The house where four University of Idaho students were killed last year was scheduled to be demolished Thursday, in an emotional move for the victims' families and a close-knit community shocked and devastated by the brutal stabbings.
The owner of the rental house near the university campus in Moscow, Idaho, donated it to the university earlier this year. It has since been boarded up and closed off by a security fence.

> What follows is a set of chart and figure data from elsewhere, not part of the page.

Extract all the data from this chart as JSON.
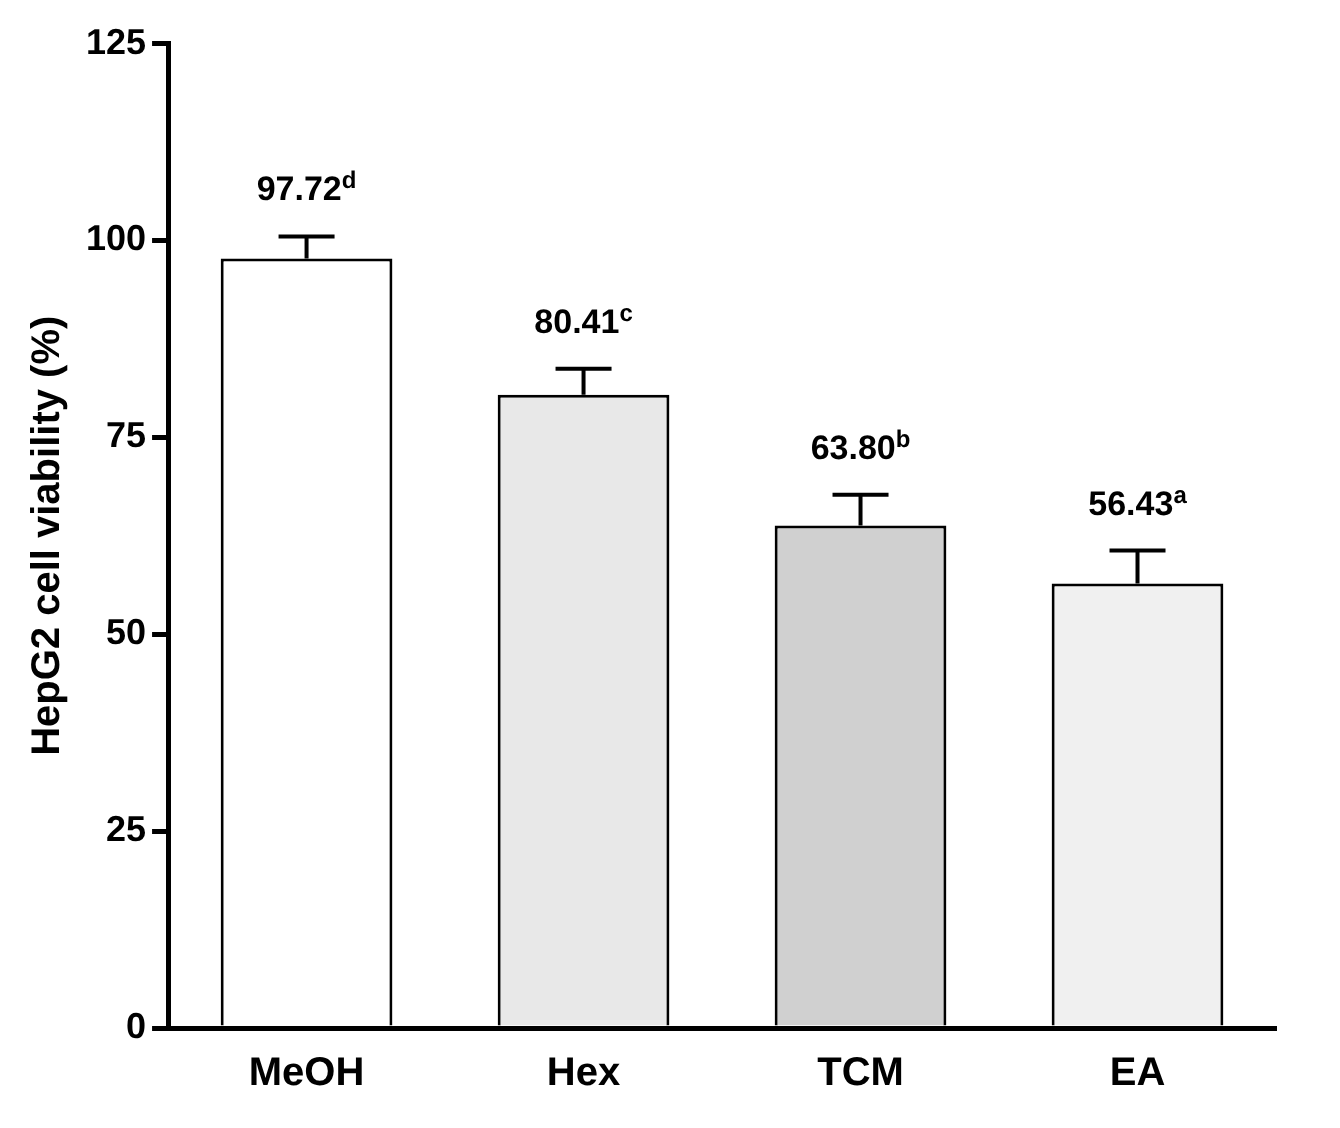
{
  "chart_data": {
    "type": "bar",
    "ylabel": "HepG2 cell viability (%)",
    "categories": [
      "MeOH",
      "Hex",
      "TCM",
      "EA"
    ],
    "values": [
      97.72,
      80.41,
      63.8,
      56.43
    ],
    "colors": [
      "#ffffff",
      "#e8e8e8",
      "#d0d0d0",
      "#f0f0f0"
    ],
    "errors": [
      2.8,
      3.3,
      3.9,
      4.2
    ],
    "value_labels": [
      "97.72$^{d}$",
      "80.41$^{c}$",
      "63.80$^{b}$",
      "56.43$^{a}$"
    ],
    "ylim": [
      0,
      125
    ],
    "yticks": [
      0,
      25,
      50,
      75,
      100,
      125
    ],
    "grid": false,
    "legend": false
  }
}
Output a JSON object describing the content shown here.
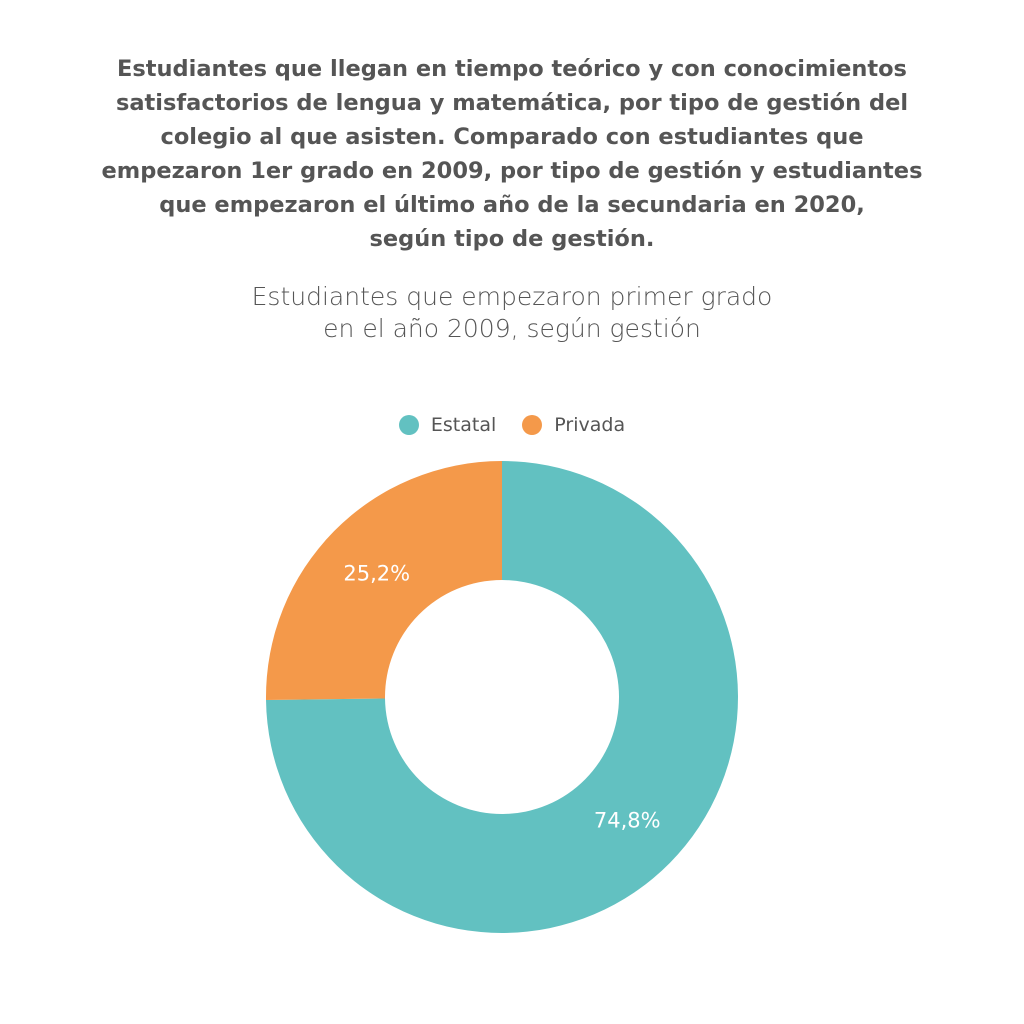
{
  "title_lines": [
    "Estudiantes que llegan en tiempo teórico y con conocimientos",
    "satisfactorios de lengua y matemática, por tipo de gestión del",
    "colegio al que asisten. Comparado con estudiantes que",
    "empezaron 1er grado en 2009, por tipo de gestión y estudiantes",
    "que empezaron el último año de la secundaria en 2020,",
    "según tipo de gestión."
  ],
  "chart_data": {
    "type": "pie",
    "donut": true,
    "title_lines": [
      "Estudiantes que empezaron primer grado",
      "en el año 2009, según gestión"
    ],
    "legend_position": "top",
    "series": [
      {
        "name": "Estatal",
        "value": 74.8,
        "label": "74,8%",
        "color": "#62C1C1"
      },
      {
        "name": "Privada",
        "value": 25.2,
        "label": "25,2%",
        "color": "#F4994A"
      }
    ]
  }
}
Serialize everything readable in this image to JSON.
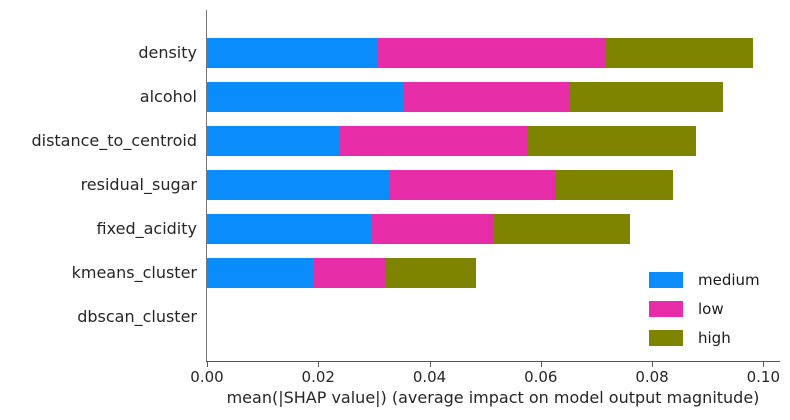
{
  "chart_data": {
    "type": "bar",
    "orientation": "horizontal",
    "stacked": true,
    "title": "",
    "xlabel": "mean(|SHAP value|) (average impact on model output magnitude)",
    "ylabel": "",
    "categories": [
      "density",
      "alcohol",
      "distance_to_centroid",
      "residual_sugar",
      "fixed_acidity",
      "kmeans_cluster",
      "dbscan_cluster"
    ],
    "series": [
      {
        "name": "medium",
        "color": "#0a8cfb",
        "values": [
          0.0307,
          0.0354,
          0.0238,
          0.0328,
          0.0296,
          0.019,
          0.0
        ]
      },
      {
        "name": "low",
        "color": "#e72ca8",
        "values": [
          0.041,
          0.0298,
          0.0339,
          0.03,
          0.0218,
          0.0132,
          0.0
        ]
      },
      {
        "name": "high",
        "color": "#7e8400",
        "values": [
          0.0264,
          0.0275,
          0.0302,
          0.021,
          0.0247,
          0.0161,
          0.0
        ]
      }
    ],
    "totals": [
      0.0981,
      0.0927,
      0.0879,
      0.0838,
      0.0761,
      0.0483,
      0.0
    ],
    "x_ticks": [
      "0.00",
      "0.02",
      "0.04",
      "0.06",
      "0.08",
      "0.10"
    ],
    "x_tick_values": [
      0.0,
      0.02,
      0.04,
      0.06,
      0.08,
      0.1
    ],
    "xlim": [
      0.0,
      0.103
    ],
    "grid": false,
    "legend": {
      "position": "lower right",
      "frame": false,
      "entries": [
        "medium",
        "low",
        "high"
      ]
    },
    "colors": {
      "medium": "#0a8cfb",
      "low": "#e72ca8",
      "high": "#7e8400",
      "axis": "#555555",
      "text": "#262626",
      "background": "#ffffff"
    }
  }
}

Students Ethan Chapin, Xana Kernodle, Madison Mogen and Kaylee Goncalves were fatally stabbed there in November 2022.
School officials, who announced plans to raze the house in February, consider the demolition an important step toward closure, said university spokesperson Jodi Walker.

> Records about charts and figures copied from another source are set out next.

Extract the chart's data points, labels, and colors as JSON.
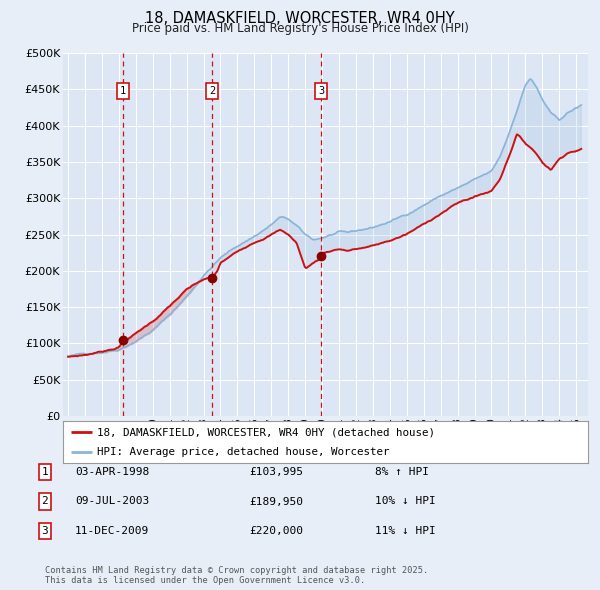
{
  "title": "18, DAMASKFIELD, WORCESTER, WR4 0HY",
  "subtitle": "Price paid vs. HM Land Registry's House Price Index (HPI)",
  "bg_color": "#e8eef7",
  "plot_bg_color": "#dce6f4",
  "grid_color": "#ffffff",
  "hpi_line_color": "#8ab4d8",
  "price_line_color": "#cc1111",
  "sale_marker_color": "#880000",
  "dashed_line_color": "#cc1111",
  "ylim": [
    0,
    500000
  ],
  "yticks": [
    0,
    50000,
    100000,
    150000,
    200000,
    250000,
    300000,
    350000,
    400000,
    450000,
    500000
  ],
  "sales": [
    {
      "label": "1",
      "date": "03-APR-1998",
      "price": 103995,
      "pct": "8%",
      "dir": "↑",
      "x_year": 1998.25
    },
    {
      "label": "2",
      "date": "09-JUL-2003",
      "price": 189950,
      "pct": "10%",
      "dir": "↓",
      "x_year": 2003.52
    },
    {
      "label": "3",
      "date": "11-DEC-2009",
      "price": 220000,
      "pct": "11%",
      "dir": "↓",
      "x_year": 2009.94
    }
  ],
  "legend_entries": [
    {
      "label": "18, DAMASKFIELD, WORCESTER, WR4 0HY (detached house)",
      "color": "#cc1111"
    },
    {
      "label": "HPI: Average price, detached house, Worcester",
      "color": "#8ab4d8"
    }
  ],
  "footnote": "Contains HM Land Registry data © Crown copyright and database right 2025.\nThis data is licensed under the Open Government Licence v3.0.",
  "xmin": 1994.7,
  "xmax": 2025.7,
  "hpi_years_key": [
    1995,
    1996,
    1997,
    1998,
    1999,
    2000,
    2001,
    2002,
    2003,
    2004,
    2005,
    2006,
    2007,
    2007.5,
    2008,
    2008.5,
    2009,
    2009.5,
    2010,
    2010.5,
    2011,
    2011.5,
    2012,
    2013,
    2014,
    2015,
    2016,
    2017,
    2018,
    2019,
    2020,
    2020.5,
    2021,
    2021.5,
    2022,
    2022.3,
    2022.7,
    2023,
    2023.5,
    2024,
    2024.5,
    2025.3
  ],
  "hpi_vals_key": [
    82000,
    85000,
    89000,
    94000,
    107000,
    122000,
    143000,
    168000,
    198000,
    222000,
    238000,
    252000,
    268000,
    278000,
    275000,
    265000,
    252000,
    245000,
    248000,
    252000,
    255000,
    253000,
    255000,
    260000,
    268000,
    278000,
    292000,
    305000,
    315000,
    325000,
    335000,
    355000,
    385000,
    420000,
    455000,
    465000,
    450000,
    435000,
    415000,
    405000,
    415000,
    425000
  ],
  "prop_years_key": [
    1995,
    1996,
    1997,
    1998.0,
    1998.25,
    1998.5,
    1999,
    2000,
    2001,
    2002,
    2003.0,
    2003.52,
    2003.8,
    2004,
    2005,
    2006,
    2007,
    2007.5,
    2008,
    2008.5,
    2009.0,
    2009.94,
    2010,
    2010.5,
    2011,
    2011.5,
    2012,
    2013,
    2014,
    2015,
    2016,
    2017,
    2018,
    2019,
    2020,
    2020.5,
    2021,
    2021.5,
    2022,
    2022.3,
    2022.7,
    2023,
    2023.5,
    2024,
    2024.5,
    2025.3
  ],
  "prop_vals_key": [
    81000,
    84000,
    89000,
    96000,
    103995,
    107000,
    115000,
    132000,
    153000,
    175000,
    188000,
    189950,
    198000,
    210000,
    225000,
    240000,
    252000,
    258000,
    252000,
    240000,
    205000,
    220000,
    226000,
    230000,
    233000,
    231000,
    233000,
    237000,
    244000,
    253000,
    266000,
    282000,
    296000,
    305000,
    313000,
    330000,
    360000,
    393000,
    380000,
    375000,
    365000,
    355000,
    345000,
    360000,
    370000,
    375000
  ]
}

“That's an area where there are a lot of students, and a lot of students have to look at it every day and live with it and have let us know how much it will help in the healing process if that house is removed,” she said.
Contractors estimated it would take a few hours to raze the house and then several more hours to remove the rubble, Walker said, adding that weather will also be a factor.
The site will be planted with grass at some point after demolition, Walker said. She said there are no other plans at this time, but the university may look at it again in the future.
Some families of the victims have opposed the demolition and called for the house to be preserved until the man accused of the murders is brought to justice. Bryan Kohberger, a former criminology graduate student at Washington State University in neighboring Pullman, Washington, has been charged with four counts of murder.
A judge entered a not guilty plea on Kohberger's behalf earlier this year.
Prosecutors, who hope to bring Kohberger to trial next summer, told university officials in an email that they do not expect to need the house any further because they were already able to collect measurements needed to create illustrative exhibits for a jury. They added that a jury visit to the site would not be allowed as the current state of the house “is so substantially different” than at the time of the murders.
The Latah County District Attorney's Office declined to comment, citing an Idaho judge's gag order that limits what attorneys in the case can say to the news media.
Kohberger's defense team gained access to the home earlier this month to collect photos, measurements and other documentation. And in October, the FBI met at the house to collect data that could be used to create visual aids for jurors during the upcoming trial.
Kernodle, Mogen and Goncalves lived together in the rental house across the street from campus. Chapin, Kernodle's friend, was visiting there the night of the attack. They were all friends and members of the university Greek system. The killings left many of their classmates and Moscow residents reeling with grief and fear.
Moscow is a rural agricultural and university town of approximately 26,000 residents located in the rolling hills of north-central Idaho, about 80 miles southeast of Spokane, Washington.